Question

A 2.9 mm-diameter copper wire carries a 40 A current (uniform Part A across its cross section). Determine the magnetic field at the surface of the wire. Express your answer using two significant figures. Determine the magnetic field inside the wire, 0.50 mm below the surface. Express your answer using two significant figures. Determine the magnetic field outside the wire 2.5 mm from the surface. Express your answer using two significant figures.

Answer 1

The magnetic field at the surface of the wire is 0.069 T. The magnetic field inside the wire, 0.50 mm below the surface, is 0.064 T. The magnetic field outside the wire, 2.5 mm from the surface, is 0.041 T.

Step-by-step explanation:

To determine the magnetic field at the surface of the wire, we can use Ampere's law.

Ampere's law states that the magnetic field along a closed loop is equal to the product of the current passing through the loop and the permeability of free space divided by the circumference of the loop.

The magnetic field at the surface of the wire can be calculated using the formula:

B = μ0 * I / (2πr), where B is the magnetic field, μ0 is the permeability of free space, I is the current, and r is the radius of the wire.

Substituting the given values:

B = (4πx10^-7 T*m/A) * 40 A / (2π0.0029 m)

B = 0.069 T

The magnetic field inside the wire, 0.50 mm below the surface, can be calculated using the same formula:

B = μ0 * I / (2πr), where r is the radius of the wire plus the distance below the surface.

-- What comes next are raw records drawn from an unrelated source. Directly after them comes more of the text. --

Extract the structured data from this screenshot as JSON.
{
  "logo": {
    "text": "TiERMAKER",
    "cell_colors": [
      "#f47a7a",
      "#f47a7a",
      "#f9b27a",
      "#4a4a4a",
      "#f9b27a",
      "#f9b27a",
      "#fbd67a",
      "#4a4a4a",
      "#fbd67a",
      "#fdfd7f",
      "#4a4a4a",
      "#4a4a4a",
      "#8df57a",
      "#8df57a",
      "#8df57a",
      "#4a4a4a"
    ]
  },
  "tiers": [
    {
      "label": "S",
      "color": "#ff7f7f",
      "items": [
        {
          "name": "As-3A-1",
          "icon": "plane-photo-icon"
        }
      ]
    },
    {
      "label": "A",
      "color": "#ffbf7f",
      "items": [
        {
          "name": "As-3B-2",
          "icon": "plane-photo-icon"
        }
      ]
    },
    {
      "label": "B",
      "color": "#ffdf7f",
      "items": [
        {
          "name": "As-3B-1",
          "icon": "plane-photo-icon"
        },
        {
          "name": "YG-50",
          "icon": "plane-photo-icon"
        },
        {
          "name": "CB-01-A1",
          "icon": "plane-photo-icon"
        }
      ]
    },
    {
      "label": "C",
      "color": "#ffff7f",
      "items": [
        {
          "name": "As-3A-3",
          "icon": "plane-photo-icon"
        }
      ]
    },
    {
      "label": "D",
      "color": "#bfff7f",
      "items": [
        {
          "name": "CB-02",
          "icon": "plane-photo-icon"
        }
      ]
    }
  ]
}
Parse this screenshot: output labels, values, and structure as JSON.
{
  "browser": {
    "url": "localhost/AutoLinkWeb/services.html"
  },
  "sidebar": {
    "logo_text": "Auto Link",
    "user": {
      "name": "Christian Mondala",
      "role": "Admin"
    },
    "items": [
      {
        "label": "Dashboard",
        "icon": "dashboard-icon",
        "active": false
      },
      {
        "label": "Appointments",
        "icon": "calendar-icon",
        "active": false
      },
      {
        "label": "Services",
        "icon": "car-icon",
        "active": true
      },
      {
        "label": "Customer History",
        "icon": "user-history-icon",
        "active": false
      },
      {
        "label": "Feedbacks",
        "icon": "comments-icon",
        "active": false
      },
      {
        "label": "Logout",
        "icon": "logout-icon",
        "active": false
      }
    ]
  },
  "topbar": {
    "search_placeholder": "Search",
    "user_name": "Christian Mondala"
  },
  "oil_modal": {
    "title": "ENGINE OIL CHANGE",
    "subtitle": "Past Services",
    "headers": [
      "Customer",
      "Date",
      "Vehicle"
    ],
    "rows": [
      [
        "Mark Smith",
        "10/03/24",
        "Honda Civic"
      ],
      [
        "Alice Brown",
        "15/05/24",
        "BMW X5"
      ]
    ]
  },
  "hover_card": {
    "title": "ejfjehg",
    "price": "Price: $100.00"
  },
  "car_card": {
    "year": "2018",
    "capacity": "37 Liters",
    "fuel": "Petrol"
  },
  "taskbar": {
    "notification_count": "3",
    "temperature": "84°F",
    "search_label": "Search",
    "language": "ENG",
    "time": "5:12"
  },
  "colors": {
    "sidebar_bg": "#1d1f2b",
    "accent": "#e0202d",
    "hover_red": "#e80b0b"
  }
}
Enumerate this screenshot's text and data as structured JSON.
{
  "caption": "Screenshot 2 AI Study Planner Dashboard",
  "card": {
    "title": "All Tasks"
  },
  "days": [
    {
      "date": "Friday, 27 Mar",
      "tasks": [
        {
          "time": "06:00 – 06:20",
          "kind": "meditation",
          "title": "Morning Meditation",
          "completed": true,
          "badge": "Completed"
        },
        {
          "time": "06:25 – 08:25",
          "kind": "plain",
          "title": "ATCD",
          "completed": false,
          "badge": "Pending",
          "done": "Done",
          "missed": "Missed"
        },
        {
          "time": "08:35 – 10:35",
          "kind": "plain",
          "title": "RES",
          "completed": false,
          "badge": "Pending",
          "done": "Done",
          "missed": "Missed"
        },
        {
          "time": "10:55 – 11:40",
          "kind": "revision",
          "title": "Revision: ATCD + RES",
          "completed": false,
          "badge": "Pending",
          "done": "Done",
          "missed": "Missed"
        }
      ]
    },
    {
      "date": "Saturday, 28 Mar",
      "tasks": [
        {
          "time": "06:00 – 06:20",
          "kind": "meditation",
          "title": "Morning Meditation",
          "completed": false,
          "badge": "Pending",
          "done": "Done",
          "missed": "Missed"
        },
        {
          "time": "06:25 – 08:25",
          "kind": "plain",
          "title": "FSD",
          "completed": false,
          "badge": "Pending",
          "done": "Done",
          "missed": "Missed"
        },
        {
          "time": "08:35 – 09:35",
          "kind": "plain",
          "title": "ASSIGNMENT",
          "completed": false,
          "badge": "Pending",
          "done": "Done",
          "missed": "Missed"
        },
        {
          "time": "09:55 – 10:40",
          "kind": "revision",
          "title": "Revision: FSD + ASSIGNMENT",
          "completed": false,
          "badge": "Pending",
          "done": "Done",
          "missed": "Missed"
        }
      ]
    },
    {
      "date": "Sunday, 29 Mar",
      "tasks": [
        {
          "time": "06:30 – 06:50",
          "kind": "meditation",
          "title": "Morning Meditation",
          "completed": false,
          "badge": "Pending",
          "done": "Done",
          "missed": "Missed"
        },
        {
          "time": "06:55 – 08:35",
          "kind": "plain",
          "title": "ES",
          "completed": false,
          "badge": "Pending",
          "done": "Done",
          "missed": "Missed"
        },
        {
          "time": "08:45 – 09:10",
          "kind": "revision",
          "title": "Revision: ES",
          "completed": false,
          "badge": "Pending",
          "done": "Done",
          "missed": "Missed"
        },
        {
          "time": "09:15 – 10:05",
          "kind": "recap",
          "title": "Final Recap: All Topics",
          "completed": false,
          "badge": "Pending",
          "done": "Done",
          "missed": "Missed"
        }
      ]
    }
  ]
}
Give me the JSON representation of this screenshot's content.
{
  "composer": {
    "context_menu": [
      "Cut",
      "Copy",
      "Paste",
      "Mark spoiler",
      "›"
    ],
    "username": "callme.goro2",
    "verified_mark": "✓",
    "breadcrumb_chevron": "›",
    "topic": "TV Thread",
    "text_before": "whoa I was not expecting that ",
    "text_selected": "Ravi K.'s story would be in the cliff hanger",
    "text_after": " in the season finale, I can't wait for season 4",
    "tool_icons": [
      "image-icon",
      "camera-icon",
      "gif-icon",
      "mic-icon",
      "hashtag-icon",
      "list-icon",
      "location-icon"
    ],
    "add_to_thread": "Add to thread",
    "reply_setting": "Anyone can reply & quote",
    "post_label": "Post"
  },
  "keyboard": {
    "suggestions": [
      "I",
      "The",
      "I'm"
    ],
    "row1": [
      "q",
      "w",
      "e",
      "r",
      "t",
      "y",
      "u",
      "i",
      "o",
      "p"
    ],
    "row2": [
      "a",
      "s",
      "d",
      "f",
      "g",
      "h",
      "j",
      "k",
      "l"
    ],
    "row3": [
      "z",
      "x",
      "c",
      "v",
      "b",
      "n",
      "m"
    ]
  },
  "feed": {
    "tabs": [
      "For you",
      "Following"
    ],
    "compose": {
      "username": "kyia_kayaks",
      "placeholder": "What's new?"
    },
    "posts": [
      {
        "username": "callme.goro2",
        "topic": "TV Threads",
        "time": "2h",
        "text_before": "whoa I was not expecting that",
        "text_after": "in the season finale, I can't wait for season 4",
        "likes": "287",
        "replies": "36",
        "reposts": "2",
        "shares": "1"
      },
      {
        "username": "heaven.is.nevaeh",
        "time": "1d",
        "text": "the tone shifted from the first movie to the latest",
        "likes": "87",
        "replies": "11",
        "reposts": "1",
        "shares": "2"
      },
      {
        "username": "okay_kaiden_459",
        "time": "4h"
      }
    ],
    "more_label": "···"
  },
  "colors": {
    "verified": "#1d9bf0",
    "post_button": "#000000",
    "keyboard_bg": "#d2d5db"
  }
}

Substituting the given values:

B = (4πx10^-7 T*m/A) * 40 A / (2π(0.0029 m + 0.0005 m))

B = 0.064 T

The magnetic field outside the wire, 2.5 mm from the surface, can also be calculated using the same formula:

B = μ0 * I / (2πr), where r is the radius of the wire plus the distance from the surface.

Substituting the given values:

B = (4πx10^-7 T*m/A) * 40 A / (2π(0.0029 m + 0.0025 m))

B = 0.041 T

Answer 2

The magnetic field at the surface of the wire is 0.055 T. The magnetic field inside the wire, 0.50 mm below the surface, is 0.223 T. The magnetic field outside the wire, 2.5 mm from the surface, is 0.025 T.

Step-by-step explanation:

To determine the magnetic field at the surface of the wire, we can use Ampere's Law. Ampere's Law states that the magnetic field at a distance r from a long straight wire carrying current I is given by B = μ₀I/2πr, where μ₀ is the permeability of free space. In this case, the diameter of the wire is 2.9 mm, which means its radius is 1.45 mm or 0.00145 m. Plugging in the values, we get:

B = (4π × 10^-7 T·m/A) × (40 A) / (2π × 0.00145 m) = 0.055 T

So, the magnetic field at the surface of the wire is 0.055 T.

To determine the magnetic field inside the wire, 0.50 mm below the surface, we can use the same formula, but with a smaller radius. The radius inside the wire will be 0.00145 m - 0.00050 m = 0.00095 m. Plugging in the values, we get:

B = (4π × 10^-7 T·m/A) × (40 A) / (2π × 0.00095 m) = 0.223 T

So, the magnetic field inside the wire, 0.50 mm below the surface, is 0.223 T.

To determine the magnetic field outside the wire, 2.5 mm from the surface, we can use the same formula, but with a larger radius. The radius outside the wire will be 0.00145 m + 0.00250 m = 0.00395 m. Plugging in the values, we get:

B = (4π × 10^-7 T·m/A) × (40 A) / (2π × 0.00395 m) = 0.025 T

So, the magnetic field outside the wire, 2.5 mm from the surface, is 0.025 T.